As cores são algo que florescem de mim. Eu não trabalho com uma lógica ou psicologia das cores conscientemente, tudo isso é algo que eu já tenho pré-estabelecido dentro de mim. O processo de colorir as imagens pra mim talvez seja mais natural do que o próprio desenho, embora não negue que os tons frios como o azul sempre estejam muito presentes.

Grafite ilustrando uma mão negra segurando uma lua minguante no meio do céu
Divulgação

5- Como foi o trabalho, tiveram partes muito complicadas de serem realizadas?

Todo novo trabalho é um grande desafio, principalmente um desta magnitude. Existiram partes mais trabalhosas de se fazer, como o vestido da mulher presente no mural, e outras que foram mais trabalhosas para mim psicologicamente, como por exemplo a paciência. Eu sempre costumei ser muito ansiosa, mas fui aprendendo a ter paciência ao longo do tempo e ao amadurecer do meu trabalho. Na minha opinião quanto mais detalhado mais vivo e mágico é o projeto, e eu sou muito apegada a esses detalhes. E por mais que sempre haja uma ansiedade para ver o painel pronto no final, o processo muitas vezes é o mais importante.

6- É notório que a street art tem diversos artistas homens, pra você como foi, e como está sendo estar nesse meio, e já com um trabalho desse porte?

É uma sensação indescritível poder estar trazendo tanta força hoje, e talvez abrindo tantas portas não só para mim como para tantas mulheres do meio artístico. É uma honra poder ser eu, mesmo sendo tão nova, a puxar talvez uma nova geração de novas artistas grafiteiras e mostrar que nos mulheres temos muito a dizer, muito a mostrar e ensinar.
Estou muito orgulhosa.

7- O maior grafite do mundo feito por uma artista mulher, o que isso quer dizer pra você?

Existem murais enormes espalhados pelo mundo, mais até então muitos poucos feitos por mulheres. Ter feito o maior grafite do mundo feminino para mim um toque inicial, para poder trazer muito mais disso para esse universo de grafite.

Grafite que cobre toda a parede do prédio de uma escola no meio da Av. Presidente Vargas, de uma mulher negra lendo livro para crianças
Divulgação

8- Você percebe o significado e os desdobramentos para as mulheres, artistas ou não, no que tange ao empoderamento feminino, a grandiloquência de sua obra?

Sim, com certeza! Antes mesmo de terminar o projeto eu já estava com muito orgulho do que aquilo poderia representar e trazer de novo para a sociedade. Mas fiquei surpresa com a repercussão e o apoio que recebi ao longo pro final do projeto. O tanto de mensagens que recebi e de pessoas que vieram falar comigo, falando sobre orgulho, empoderamento da mulher ou simplesmente por se sentirem representadas pelo mural foi enorme.
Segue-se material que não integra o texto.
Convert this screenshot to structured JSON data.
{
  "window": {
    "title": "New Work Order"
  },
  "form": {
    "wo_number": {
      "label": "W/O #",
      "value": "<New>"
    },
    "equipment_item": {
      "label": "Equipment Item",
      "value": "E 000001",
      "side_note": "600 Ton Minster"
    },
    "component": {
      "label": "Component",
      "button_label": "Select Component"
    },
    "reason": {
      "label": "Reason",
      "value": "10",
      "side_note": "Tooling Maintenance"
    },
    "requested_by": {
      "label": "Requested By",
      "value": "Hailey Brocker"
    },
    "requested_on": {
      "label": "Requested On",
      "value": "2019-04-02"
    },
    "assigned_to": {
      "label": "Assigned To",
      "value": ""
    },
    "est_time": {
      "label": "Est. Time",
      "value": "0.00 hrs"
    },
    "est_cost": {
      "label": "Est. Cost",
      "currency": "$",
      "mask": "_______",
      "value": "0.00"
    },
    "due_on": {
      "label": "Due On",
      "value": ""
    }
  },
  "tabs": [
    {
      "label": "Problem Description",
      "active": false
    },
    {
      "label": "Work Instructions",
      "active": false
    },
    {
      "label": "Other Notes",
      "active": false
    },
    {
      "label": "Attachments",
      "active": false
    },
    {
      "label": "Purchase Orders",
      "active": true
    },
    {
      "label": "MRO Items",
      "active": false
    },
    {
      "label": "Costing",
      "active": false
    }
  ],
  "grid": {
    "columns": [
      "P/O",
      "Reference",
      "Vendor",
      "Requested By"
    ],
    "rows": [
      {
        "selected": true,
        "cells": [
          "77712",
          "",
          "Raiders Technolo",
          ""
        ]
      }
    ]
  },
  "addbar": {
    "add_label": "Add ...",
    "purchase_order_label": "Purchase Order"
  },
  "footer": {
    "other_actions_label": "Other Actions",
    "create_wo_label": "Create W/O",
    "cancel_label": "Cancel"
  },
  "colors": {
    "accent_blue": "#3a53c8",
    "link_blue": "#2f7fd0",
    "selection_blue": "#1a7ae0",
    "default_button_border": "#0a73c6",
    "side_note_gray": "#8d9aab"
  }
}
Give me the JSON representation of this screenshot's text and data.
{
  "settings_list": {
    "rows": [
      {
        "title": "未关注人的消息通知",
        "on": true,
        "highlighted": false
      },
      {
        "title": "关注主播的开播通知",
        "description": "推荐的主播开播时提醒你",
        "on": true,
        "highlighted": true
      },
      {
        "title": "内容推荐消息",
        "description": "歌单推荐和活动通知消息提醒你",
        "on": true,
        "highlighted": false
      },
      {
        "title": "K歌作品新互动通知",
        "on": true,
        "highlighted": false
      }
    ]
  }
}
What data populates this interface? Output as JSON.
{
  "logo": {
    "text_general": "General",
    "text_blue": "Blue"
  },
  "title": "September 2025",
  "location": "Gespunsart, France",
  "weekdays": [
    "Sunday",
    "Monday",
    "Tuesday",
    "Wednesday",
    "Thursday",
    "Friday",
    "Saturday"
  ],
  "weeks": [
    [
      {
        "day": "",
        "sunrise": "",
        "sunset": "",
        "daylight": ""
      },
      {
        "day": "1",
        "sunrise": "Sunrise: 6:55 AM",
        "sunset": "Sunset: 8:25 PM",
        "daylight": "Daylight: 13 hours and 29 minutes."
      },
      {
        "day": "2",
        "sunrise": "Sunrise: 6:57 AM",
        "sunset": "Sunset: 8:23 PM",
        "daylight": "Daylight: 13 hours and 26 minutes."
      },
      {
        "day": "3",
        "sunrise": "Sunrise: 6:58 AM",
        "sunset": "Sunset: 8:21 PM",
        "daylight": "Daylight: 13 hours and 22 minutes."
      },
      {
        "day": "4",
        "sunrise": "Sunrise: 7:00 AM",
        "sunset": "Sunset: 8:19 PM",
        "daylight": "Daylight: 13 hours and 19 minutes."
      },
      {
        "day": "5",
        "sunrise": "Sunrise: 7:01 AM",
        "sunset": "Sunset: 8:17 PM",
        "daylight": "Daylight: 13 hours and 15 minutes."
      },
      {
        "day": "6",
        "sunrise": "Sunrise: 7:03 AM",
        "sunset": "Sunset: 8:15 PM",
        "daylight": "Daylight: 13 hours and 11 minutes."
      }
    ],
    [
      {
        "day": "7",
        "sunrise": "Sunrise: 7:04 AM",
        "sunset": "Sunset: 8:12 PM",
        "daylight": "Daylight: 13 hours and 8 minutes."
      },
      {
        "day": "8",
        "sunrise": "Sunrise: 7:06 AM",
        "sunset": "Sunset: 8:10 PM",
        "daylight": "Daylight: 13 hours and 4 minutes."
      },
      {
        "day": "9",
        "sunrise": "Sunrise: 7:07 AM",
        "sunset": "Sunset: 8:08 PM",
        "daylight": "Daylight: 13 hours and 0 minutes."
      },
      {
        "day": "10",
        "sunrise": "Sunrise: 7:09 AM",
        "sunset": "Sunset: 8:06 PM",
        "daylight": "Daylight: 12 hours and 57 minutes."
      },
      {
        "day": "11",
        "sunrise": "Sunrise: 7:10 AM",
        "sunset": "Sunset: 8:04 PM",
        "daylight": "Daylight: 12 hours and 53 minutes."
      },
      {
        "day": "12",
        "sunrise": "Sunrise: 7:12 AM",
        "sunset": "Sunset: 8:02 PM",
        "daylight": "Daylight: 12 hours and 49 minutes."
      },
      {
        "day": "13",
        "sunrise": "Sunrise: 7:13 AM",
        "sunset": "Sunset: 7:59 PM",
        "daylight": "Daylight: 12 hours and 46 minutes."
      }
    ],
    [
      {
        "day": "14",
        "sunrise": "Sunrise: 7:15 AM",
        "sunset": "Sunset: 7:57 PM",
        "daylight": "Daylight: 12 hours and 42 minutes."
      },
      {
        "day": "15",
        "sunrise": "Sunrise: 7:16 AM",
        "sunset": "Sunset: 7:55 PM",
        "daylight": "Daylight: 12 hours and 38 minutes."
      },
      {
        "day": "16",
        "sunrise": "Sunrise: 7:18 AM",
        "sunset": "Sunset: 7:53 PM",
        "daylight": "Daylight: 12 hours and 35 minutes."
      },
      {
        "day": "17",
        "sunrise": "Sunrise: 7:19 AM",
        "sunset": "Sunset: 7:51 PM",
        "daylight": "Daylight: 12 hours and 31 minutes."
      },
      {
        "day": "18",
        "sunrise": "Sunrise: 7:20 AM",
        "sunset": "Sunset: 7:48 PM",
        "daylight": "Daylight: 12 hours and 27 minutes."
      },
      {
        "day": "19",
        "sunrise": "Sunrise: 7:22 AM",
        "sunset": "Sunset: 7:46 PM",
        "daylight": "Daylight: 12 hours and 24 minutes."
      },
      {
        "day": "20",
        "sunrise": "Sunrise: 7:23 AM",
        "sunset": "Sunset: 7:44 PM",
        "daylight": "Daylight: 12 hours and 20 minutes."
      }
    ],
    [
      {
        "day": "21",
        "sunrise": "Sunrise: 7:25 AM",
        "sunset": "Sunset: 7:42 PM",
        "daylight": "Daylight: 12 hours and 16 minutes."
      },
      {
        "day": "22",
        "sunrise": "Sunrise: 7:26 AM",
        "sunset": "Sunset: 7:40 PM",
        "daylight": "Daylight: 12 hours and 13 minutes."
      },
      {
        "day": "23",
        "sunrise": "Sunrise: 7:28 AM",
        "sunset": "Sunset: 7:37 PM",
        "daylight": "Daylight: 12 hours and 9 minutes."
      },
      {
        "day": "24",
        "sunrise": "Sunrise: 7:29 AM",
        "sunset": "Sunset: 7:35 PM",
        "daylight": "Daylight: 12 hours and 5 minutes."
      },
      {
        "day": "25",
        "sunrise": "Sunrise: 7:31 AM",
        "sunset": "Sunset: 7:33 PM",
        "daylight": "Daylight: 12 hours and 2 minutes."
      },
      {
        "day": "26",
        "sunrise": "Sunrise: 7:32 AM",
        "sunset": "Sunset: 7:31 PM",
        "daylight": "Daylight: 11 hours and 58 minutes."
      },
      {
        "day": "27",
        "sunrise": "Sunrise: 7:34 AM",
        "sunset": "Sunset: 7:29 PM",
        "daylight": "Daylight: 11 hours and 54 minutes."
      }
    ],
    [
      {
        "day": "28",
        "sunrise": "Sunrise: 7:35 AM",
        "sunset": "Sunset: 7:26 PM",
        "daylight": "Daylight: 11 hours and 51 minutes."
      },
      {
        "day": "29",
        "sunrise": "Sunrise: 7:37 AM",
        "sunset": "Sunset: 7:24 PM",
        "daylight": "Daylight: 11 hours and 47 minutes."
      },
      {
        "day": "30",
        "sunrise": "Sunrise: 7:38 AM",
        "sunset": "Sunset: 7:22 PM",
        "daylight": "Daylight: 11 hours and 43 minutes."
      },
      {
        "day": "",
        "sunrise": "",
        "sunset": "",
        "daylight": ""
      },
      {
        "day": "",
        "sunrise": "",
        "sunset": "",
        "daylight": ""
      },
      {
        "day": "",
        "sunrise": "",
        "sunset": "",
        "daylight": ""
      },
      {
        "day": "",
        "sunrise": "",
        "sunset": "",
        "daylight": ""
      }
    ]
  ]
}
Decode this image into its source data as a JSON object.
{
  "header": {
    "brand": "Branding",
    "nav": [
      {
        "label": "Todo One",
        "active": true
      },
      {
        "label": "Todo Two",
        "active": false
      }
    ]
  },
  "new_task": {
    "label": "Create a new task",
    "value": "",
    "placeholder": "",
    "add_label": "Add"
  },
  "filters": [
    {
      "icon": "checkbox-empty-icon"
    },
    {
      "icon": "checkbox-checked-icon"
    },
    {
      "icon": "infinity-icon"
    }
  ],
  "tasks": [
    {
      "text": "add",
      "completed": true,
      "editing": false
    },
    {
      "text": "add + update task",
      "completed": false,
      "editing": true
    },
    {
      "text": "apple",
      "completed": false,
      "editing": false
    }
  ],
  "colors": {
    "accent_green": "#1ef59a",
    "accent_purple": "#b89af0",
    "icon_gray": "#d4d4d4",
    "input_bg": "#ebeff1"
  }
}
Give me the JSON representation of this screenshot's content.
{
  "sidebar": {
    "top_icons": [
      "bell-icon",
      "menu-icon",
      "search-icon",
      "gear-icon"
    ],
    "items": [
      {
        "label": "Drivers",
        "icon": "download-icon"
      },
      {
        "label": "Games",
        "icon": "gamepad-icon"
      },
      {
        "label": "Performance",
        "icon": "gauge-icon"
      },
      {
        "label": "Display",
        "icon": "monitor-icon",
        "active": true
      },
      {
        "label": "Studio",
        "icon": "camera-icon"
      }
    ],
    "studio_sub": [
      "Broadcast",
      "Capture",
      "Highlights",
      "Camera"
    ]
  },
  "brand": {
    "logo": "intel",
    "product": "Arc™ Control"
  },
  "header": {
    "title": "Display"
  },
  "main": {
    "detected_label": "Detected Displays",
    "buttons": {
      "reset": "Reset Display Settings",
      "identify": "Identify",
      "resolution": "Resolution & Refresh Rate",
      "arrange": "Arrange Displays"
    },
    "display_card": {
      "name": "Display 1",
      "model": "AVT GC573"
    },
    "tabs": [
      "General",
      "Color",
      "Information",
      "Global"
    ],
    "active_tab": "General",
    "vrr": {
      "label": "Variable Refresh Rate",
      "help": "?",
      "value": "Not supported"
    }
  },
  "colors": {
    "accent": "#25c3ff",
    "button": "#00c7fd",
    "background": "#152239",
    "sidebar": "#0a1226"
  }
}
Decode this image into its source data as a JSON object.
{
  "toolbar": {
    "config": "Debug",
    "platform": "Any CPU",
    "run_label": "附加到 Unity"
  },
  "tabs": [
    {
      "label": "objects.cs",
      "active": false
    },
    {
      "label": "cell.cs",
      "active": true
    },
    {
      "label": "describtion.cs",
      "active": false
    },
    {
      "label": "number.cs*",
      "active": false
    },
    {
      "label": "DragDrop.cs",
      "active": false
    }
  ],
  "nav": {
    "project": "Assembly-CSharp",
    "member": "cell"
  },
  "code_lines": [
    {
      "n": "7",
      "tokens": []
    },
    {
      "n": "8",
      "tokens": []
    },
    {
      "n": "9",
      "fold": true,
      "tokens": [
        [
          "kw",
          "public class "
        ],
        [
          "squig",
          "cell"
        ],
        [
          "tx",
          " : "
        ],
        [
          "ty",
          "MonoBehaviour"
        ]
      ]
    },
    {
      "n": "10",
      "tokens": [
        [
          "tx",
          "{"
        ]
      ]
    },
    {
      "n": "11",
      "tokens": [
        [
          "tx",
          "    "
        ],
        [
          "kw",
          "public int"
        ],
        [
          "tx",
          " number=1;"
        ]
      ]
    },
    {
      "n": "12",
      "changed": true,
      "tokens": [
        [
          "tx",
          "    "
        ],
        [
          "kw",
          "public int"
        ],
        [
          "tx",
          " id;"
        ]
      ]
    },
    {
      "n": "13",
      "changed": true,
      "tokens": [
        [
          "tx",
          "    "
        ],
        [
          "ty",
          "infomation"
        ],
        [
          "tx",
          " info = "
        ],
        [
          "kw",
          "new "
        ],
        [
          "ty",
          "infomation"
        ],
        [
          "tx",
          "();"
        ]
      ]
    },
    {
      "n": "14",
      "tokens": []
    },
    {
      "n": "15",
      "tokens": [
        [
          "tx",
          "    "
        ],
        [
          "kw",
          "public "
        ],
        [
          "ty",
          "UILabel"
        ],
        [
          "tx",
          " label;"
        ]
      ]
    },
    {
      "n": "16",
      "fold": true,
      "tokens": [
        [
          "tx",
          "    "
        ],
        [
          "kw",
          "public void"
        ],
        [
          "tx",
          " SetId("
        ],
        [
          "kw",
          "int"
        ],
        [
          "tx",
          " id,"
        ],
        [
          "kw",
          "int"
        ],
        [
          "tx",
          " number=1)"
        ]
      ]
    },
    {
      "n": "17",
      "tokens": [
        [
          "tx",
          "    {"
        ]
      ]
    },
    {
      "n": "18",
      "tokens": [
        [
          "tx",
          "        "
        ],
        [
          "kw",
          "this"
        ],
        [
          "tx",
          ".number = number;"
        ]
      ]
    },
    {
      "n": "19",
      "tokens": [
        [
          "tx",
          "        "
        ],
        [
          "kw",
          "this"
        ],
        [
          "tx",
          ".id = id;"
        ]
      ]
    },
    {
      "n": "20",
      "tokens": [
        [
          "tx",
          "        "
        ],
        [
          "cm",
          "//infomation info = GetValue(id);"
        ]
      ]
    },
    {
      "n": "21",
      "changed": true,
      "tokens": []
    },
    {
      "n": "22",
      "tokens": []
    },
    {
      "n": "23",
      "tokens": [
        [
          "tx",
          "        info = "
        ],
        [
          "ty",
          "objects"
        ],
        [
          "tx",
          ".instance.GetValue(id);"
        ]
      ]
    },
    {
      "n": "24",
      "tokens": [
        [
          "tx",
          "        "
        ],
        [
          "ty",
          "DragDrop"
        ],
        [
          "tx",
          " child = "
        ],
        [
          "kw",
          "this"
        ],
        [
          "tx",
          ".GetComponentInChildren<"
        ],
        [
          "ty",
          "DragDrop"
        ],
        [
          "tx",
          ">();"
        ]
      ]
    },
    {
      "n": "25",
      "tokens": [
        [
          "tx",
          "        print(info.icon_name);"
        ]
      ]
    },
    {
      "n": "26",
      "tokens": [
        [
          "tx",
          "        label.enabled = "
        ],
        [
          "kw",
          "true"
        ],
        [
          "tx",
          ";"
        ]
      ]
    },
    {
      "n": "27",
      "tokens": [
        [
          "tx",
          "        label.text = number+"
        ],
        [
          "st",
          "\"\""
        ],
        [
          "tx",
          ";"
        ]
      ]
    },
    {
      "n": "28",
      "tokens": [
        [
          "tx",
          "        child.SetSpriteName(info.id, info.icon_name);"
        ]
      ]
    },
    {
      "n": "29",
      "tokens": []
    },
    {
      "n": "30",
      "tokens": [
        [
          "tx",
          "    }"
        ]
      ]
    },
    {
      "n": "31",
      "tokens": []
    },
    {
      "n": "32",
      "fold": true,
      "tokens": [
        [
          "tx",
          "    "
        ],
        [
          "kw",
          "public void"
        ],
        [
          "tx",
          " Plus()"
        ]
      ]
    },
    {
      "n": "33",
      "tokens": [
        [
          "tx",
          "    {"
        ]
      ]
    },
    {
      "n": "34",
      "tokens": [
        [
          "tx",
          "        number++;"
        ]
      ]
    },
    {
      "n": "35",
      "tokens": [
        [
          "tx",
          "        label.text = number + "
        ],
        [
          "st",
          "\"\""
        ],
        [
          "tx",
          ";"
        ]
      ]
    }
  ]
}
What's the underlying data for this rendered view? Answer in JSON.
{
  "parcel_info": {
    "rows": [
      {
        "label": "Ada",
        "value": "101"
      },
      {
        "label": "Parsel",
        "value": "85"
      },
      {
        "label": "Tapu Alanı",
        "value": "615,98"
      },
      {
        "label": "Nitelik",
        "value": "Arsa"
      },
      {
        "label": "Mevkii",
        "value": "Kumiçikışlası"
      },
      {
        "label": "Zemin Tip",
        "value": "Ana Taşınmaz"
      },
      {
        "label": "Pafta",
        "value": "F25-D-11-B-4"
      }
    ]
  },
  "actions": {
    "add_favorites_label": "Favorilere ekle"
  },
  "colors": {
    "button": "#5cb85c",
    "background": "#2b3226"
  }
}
9- Você se considera feminista?

Sim! Sou feminista sim e com muito orgulho.
Mas por mais que me considere ainda acho que tenho muito a aprender sobre o movimento. Acredito também que este deveria ser um tema muito mais discutido e debatido, afinal muitas pessoas têm ideias muito erradas sobre o que realmente se trata.

10- O Rio de Janeiro surge como um novo cenário possível de ser embelezado por meio do grafite, já que São Paulo vem sofrendo com a “limpa” proposta pelo administrador da cidade?

Como não moro no Rio e mal tive tempo para o conhecer de fato já que trabalhei todos os dias incessantemente, muito pouco posso dizer sobre as políticas e divergências entre as duas cidades, embora aprecie muito essa atitude de dar visibilidade e trazer mais street art para o lugar assim como o Rio está fazendo.

11- Podemos esperar outras grandes sobras suas pelas cidades do Brasil?

Com certeza! Já tenho outros projetos em andamento, e espero poder falar e trazer muito mais voz para as mulheres e sonhos para aqueles que acreditam.